I’m not sure that that’s not more embarrassing than thinking it would make people take me seriously, but there you have it.
And you know what? I did look cute in them. Paired with my trendy Express attire, I was rocking the hot-therapist vibe. Ultimately, though, the glasses drove my eyes crazy, and I was soon sure everyone who actually wore glasses would realize I was looking over them more than I was looking through them. To this day I wonder if anyone ever noticed I never wore them again. (Ahh, the things that keep me awake at night.)
Would I do it at this age? Heck no. I yam what I yam, and one thing I yam is someone who enjoys her 20/10 vision. It’s a fact about me, like my height or my favorite movies. I would no sooner wear fake glasses than I would pretend that I love Citizen Kane. It was good, but I wouldn’t call it enjoyable. Doesn’t even make my top 100.
Which brings me to confession #2: my favorite band is Roxette, a poppy Swedish duo that had some hits in the 80s and 90s, then faded away with the rest of the euro-bubblegum as grunge took over. (Music started taking itself a little too seriously after that, and that’s too bad because we could all use something dance-y when we’re done moping.) I also like disco. Yeah, disco.

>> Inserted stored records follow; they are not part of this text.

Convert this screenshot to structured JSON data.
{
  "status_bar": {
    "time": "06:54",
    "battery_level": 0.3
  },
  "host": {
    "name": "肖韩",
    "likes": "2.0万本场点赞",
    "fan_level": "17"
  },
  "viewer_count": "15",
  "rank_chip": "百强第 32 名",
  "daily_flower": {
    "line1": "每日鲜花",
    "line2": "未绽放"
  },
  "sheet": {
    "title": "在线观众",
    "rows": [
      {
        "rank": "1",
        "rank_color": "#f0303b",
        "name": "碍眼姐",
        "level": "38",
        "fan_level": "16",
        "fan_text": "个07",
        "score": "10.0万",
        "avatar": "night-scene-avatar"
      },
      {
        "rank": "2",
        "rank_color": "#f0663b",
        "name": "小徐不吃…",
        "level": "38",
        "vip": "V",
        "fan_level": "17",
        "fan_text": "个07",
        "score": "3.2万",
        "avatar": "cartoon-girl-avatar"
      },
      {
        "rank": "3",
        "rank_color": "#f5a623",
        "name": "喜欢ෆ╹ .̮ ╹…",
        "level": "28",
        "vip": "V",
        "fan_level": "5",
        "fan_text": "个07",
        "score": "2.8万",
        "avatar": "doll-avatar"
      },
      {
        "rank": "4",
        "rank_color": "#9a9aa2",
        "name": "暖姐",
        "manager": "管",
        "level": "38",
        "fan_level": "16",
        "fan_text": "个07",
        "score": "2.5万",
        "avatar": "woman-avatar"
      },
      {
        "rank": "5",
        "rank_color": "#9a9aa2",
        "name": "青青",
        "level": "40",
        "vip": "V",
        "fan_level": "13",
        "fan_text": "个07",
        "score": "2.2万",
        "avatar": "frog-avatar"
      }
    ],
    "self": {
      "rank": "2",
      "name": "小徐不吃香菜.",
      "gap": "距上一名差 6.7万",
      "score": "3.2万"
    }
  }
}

Know who my favorite solo artist is? Paul Simon. One of the most respected musicians of the last century.
So, you see, we cannot be defined by any one aspect of ourselves. There is room for many facets (and we would do well to remember that about others as well). Liking deep things does not make you deep, anymore than glasses make you smart.
You like Nietzsche? Happy for you. You like Taylor Swift? Git it, gurl. Love what you love. Wear what makes you feel cute. Write what makes you happy. Don’t let anyone–including yourself–tell you it has to be something it’s not. There was more to Marilyn, there’s more to you, and you don’t have to prove that to anyone. Not your readers, not yourself.
And if you hear that negative voice, just shake it off. Haters gon’ hate.
Now if you’ll excuse me, I have to get back to writing my romance novel.